Advisory Committees.

16. We want to move towards a more inclusive dialogue between Government, scientists and the public about science and the issues that it raises for society. As well as improving public understanding of science, it is important for scientists and decision­makers to understand the public, and listen to their views on the implications of the development of that science. Without this mutual understanding, there will be no productive dialogue.

Farm­scale evaluations

Paragraph 36: The farm­scale evaluations are important, but they will answer only a very limited number of questions. As we have said, further independently­conducted and independently­assessed research will be needed in order to inform the public debate.

Paragraph 38: It is unfortunate that the crops chosen for use in the farm­scale evaluations are not directly used by consumers. Debate about the farm­scale evaluations is therefore likely to focus on alleged risks associated with GM technology without the balance of any concrete examples of substantial consumer benefits. As a result the public, looking at the outcomes of the farm­scale evaluations alone, is unlikely to perceive much advantage in proceeding to commercial exploitation of GM crops. This ensures that the debate will be about principles and hypotheses not concrete consumer­relevant United Kingdom data, making it all the harder to involve the wider public.

17. The Government recognises that the Farm Scale Evaluations are a limited study. The debate announced by the Government will be about the wider issues of GM, including GM crops. The science strand of the debate will include discussion of the Farm Scale Evaluations but will be in no way limited to it.

General conclusions

Paragraph 39: The public debate about GM crops and food proposed by the AEBC is an innovative and sensible means of attempting to understand public feelings about such a complicated issue. At the very least the debate will provide a platform through which the quality of public knowledge will be raised, particularly if the Government commits itself to providing not only the already­commissioned assessment of the science by its own advisers but also the independently­conducted and independently­evaluated research we have recommended, and the debate will also provide a forum through which the public can air its views.

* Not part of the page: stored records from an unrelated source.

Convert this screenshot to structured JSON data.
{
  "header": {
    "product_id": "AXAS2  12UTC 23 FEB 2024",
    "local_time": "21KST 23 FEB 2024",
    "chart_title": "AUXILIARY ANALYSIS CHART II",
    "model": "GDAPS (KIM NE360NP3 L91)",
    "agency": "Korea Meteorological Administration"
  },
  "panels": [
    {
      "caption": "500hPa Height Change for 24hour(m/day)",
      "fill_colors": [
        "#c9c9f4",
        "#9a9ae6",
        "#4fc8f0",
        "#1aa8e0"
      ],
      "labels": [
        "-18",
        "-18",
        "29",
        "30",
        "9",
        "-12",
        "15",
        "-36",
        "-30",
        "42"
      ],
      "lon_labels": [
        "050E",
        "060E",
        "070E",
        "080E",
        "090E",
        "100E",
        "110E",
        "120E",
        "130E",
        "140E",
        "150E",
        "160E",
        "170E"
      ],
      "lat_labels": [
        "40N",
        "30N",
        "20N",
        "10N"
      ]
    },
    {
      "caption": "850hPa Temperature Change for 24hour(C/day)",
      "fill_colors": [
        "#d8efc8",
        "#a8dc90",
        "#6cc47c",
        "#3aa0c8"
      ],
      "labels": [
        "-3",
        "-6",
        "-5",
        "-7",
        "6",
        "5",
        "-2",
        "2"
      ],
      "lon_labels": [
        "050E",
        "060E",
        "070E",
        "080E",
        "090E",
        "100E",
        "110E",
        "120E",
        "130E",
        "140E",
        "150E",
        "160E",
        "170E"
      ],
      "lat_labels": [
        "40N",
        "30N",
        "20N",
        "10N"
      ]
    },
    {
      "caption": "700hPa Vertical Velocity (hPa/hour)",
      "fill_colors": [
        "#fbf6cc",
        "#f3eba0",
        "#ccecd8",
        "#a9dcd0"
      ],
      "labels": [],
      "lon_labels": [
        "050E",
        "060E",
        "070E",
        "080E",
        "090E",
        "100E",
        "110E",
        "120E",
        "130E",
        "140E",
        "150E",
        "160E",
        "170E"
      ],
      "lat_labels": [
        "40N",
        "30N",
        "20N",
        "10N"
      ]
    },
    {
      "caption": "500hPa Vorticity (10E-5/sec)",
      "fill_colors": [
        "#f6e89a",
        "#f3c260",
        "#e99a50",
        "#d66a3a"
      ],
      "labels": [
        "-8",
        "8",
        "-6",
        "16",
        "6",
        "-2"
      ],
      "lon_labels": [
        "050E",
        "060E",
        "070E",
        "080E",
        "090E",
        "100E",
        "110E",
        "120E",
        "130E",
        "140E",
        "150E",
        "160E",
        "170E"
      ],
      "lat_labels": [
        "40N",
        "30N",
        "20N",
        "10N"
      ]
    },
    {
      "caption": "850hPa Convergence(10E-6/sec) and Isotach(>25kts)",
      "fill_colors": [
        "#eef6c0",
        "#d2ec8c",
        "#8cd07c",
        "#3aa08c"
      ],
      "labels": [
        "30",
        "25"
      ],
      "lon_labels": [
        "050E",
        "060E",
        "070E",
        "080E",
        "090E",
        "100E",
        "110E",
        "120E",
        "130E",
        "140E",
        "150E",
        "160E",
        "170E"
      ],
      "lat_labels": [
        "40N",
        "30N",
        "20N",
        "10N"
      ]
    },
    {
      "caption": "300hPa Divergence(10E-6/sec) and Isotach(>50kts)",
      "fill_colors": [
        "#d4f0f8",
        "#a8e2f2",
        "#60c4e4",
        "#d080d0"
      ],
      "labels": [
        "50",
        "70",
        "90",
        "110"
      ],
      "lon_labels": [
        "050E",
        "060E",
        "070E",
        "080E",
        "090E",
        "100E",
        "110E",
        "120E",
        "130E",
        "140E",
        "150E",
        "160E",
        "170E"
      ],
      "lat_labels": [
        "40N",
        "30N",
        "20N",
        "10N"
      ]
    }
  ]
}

18. The Government sees the programme of debate proposed by AEBC as bold and innovative. The Government shares AEBC's analysis that the public debate will help deepen public understanding of all the issues surrounding GM. If there are gaps and uncertainties in knowledge these need to be ascertained, acknowledged and addressed. The debate will be an important example of public participation in discussion of scientific issues.

Paragraph 40: To give approval for commercial planting of GM crops the Government will have to act within the legal framework of the European Union. Thus the public debate will inform decisions made in the United Kingdom; it can also, as the AEBC proposes, help to inform the attitude of the United Kingdom Government in European deliberations on these matters. In the end, however, decisions about commercial exploitation of GM crops will be decided by our legal obligations within the Union and, potentially, in due course within the World Trade Organisation. In setting the framework for the public debate, the Government should, nonetheless, make clear the importance of the United Kingdom's international obligations.

19. The Government agrees with the Committee's recommendation that the Government should make clear the legal framework within which decisions on commercialisation of GM crops will be taken. AEBC's advice on the debate acknowledged that it is Ministers who will make the decisions, in the context of European law, international developments and in the light of other factors. The decision­making process on the possible commercialisation of GM crops will be based on an objective assessment of all the available evidence including the Farm Scale Evaluations, other scientific evidence and information about the costs and benefits to the UK.